11th of September. Grief is universal. I don’t want anyone to feel what I feel (EVER) but I know for sure that some do. They probably feel the same gnawing fear that (more) people they love will get hurt or sick. They probably experience the same worried turning in their stomachs and frequent heart palpitations that come from nowhere. They probably suffer from insomnia. They probably feel like the world is closing in around them, like an elephant is sitting on their chest, like they will drown in bittersweet memories. Or, more accurately, crushingnostalgicsadlove memories. (That’s not a word, apparently. Microsoft wants me to change it to something else.)

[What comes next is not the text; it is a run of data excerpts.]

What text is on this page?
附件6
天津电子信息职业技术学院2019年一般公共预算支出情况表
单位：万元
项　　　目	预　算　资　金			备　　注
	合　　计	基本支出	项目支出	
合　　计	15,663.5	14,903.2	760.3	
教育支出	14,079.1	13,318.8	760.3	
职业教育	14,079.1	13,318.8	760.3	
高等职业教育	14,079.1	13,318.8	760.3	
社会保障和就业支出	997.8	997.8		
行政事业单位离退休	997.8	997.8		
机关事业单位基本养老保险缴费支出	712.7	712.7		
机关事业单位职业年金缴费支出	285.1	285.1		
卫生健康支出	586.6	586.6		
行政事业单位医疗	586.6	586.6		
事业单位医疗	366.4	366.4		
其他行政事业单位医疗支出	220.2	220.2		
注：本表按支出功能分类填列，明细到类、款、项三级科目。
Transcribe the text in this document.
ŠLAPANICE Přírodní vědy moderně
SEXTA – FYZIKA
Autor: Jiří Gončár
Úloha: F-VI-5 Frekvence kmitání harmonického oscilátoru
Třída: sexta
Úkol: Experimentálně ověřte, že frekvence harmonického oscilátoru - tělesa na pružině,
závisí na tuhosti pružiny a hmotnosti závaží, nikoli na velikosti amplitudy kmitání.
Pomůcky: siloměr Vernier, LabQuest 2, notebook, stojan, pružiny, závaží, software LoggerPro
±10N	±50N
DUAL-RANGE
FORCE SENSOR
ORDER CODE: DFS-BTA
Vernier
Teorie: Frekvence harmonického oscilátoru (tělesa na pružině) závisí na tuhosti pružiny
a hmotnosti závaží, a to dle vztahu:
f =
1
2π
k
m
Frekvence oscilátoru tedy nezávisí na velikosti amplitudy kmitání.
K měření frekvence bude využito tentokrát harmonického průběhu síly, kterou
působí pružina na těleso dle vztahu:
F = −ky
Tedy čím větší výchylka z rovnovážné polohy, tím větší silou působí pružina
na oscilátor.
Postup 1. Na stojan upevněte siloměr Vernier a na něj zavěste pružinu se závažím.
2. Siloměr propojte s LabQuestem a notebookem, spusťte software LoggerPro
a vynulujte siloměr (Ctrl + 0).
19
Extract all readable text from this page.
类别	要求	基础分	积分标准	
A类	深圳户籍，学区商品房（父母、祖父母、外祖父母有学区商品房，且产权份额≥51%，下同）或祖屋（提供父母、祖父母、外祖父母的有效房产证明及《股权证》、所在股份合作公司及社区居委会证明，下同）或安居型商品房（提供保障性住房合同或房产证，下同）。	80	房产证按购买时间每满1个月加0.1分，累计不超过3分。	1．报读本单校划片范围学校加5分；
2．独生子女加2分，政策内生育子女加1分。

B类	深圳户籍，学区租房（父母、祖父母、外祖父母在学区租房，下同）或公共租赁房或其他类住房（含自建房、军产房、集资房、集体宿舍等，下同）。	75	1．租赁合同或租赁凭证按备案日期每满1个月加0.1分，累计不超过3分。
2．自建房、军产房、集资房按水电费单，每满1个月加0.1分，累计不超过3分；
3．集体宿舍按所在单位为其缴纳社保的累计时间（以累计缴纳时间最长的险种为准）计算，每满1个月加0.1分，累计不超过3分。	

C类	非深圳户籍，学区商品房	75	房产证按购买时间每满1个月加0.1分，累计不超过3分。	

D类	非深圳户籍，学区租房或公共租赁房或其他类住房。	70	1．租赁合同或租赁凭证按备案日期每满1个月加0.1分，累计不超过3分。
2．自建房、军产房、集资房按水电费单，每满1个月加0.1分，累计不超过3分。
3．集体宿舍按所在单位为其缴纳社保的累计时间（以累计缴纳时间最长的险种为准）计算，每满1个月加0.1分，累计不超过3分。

That felt oddly dramatic. Pain is dramatic, but I try to make jokes usually to cover it up. Here’s a fact, not a joke: another woman started working at the same time as me, doing the same job. I went into her office today to figure out what she was doing (because I didn’t want to be wasting time but had no idea what to do) and she was doing a combination of looking for a new apartment and Gchatting her old coworkers about how she wasn’t doing anything. So. I’m not the worst employee?!
I sat back at my desk and with no work distractions, the memories came back. I swiveled in my chair to the memories of Thanksgiving meals with family in Oklahoma and being chased by our puppy when we first got him and how supportive he was when we were playing tennis or doing anything, really.
For once in my life, I was INCREDIBLY thankful when a meeting came up.